US Ambassador James Dobbins Briefs Atlantic Council on Afghan Crisis

As Afghanistan undergoes a critical stage of its political transition, Special Representative to Afghanistan and Pakistan James Dobbins visited the Atlantic Council on July 11 to provide an off-the-record analysis of the current impasse over the country’s election results. The dispute over the results between the two candidates, Abdullah Abdullah and Ashraf Ghani, stems from Abdullah’s accusation that Ghani collaborated with incumbent President Hamid Karzai and and the Independent Electoral Commission to rig the election against him. The controversy threatens to destabilize Afghanistan at a critical time when NATO and ISAF forces are entering the final phase of their withdrawal from the country and Afghans are expected to take full responsibility for their own security and governance. Not only are the developments of the coming weeks and months expected to have a decisive impact on Afghanistan’s political future, but they could also have significant ramifications for US policy there.

Dobbins’ visit to the Atlantic Council occurred while Secretary of State John Kerry played a mediating role between the political campaigns of Ghani and Abdullah ahead of the release of the final results on July 22. A new president is supposed to be sworn into office on August 2. If the dispute over fraudulent ballots is not resolved in the coming weeks, the legitimacy of this process could easily be negated by the reemergence of ethnic tensions and political polarization.
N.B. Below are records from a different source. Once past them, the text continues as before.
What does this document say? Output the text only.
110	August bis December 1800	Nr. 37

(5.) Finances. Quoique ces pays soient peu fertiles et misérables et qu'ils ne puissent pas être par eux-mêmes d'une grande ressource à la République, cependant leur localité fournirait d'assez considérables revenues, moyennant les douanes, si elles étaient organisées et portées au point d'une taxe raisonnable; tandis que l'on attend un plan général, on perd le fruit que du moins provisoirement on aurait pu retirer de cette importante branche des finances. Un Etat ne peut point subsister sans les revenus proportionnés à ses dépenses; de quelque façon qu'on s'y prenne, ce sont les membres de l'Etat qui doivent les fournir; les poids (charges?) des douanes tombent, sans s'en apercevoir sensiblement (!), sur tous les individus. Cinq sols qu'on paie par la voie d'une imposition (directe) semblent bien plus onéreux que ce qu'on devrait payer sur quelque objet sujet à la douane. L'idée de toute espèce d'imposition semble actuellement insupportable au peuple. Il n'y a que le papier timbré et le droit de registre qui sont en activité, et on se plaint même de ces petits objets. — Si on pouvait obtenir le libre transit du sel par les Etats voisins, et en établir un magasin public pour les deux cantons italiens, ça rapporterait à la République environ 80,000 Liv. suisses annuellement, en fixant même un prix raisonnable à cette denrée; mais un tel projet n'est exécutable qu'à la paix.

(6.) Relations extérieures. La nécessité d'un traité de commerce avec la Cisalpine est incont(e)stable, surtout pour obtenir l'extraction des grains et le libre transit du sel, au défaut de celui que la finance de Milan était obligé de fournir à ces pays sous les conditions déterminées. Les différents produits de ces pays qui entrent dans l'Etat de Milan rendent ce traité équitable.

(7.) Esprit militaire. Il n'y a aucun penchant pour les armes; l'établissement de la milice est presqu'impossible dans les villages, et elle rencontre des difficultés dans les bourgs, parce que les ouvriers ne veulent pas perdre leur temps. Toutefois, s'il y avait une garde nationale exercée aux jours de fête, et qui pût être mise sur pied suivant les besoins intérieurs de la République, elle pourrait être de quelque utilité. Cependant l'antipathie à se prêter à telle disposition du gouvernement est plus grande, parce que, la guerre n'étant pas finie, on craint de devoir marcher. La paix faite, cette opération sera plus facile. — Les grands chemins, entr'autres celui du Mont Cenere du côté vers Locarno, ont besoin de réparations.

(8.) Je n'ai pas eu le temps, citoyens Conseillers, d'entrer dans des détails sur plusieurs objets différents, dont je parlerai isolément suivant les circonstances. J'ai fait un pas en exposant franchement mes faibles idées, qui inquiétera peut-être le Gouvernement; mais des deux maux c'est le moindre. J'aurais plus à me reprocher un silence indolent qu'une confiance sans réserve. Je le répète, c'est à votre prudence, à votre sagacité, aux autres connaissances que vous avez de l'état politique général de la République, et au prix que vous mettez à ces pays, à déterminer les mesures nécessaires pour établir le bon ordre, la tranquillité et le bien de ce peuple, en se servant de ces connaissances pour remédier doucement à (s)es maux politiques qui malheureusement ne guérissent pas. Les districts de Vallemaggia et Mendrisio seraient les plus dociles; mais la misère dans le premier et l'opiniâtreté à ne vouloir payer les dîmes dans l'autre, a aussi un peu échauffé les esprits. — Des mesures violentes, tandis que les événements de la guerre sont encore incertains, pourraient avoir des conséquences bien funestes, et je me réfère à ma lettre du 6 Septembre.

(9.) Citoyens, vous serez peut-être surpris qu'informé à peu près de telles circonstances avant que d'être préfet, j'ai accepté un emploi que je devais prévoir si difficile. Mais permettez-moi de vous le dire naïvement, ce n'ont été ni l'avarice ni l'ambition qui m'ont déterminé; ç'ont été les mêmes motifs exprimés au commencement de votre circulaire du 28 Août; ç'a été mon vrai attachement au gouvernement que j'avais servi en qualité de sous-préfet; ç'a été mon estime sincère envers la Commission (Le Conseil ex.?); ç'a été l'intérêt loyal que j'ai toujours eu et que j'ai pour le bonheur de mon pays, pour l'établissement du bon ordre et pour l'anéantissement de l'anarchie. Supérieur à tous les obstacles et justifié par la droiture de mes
Dobbins’ analysis underscored the importance of the current phase of the Afghan transition, in which the gains of NATO’s mission (the International Security Assistance Force, or ISAF) could be either squandered or consolidated depending on the outcome of the ongoing electoral crisis.

Participants in the discussion posed numerous questions on various aspects of the dispute and its implications for US policy in Afghanistan, including, the nature of the fraud controversy itself; the viability of the electoral schedule; potential for power-sharing arrangements; the future of the US presence in Afghanistan; and the roles of the Afghan National Security Forces, the insurgency, and Afghanistan’s neighbors as the electoral row unfolds. Dobbins’ elaborated on these topics, and participants praised him for his services as the outgoing special representative to Afghanistan and Pakistan.

Image: US Ambassador James Dobbins, at right, briefed members and guests of the Atlantic Council July 11 on the crisis over the presidential election in Afghanistan. The presentation by Dobbins, the US special representative for Afghanistan and Pakistan, was moderated by the director of the Atlantic Council’s South Asia Center, Shuja Nawaz, at left.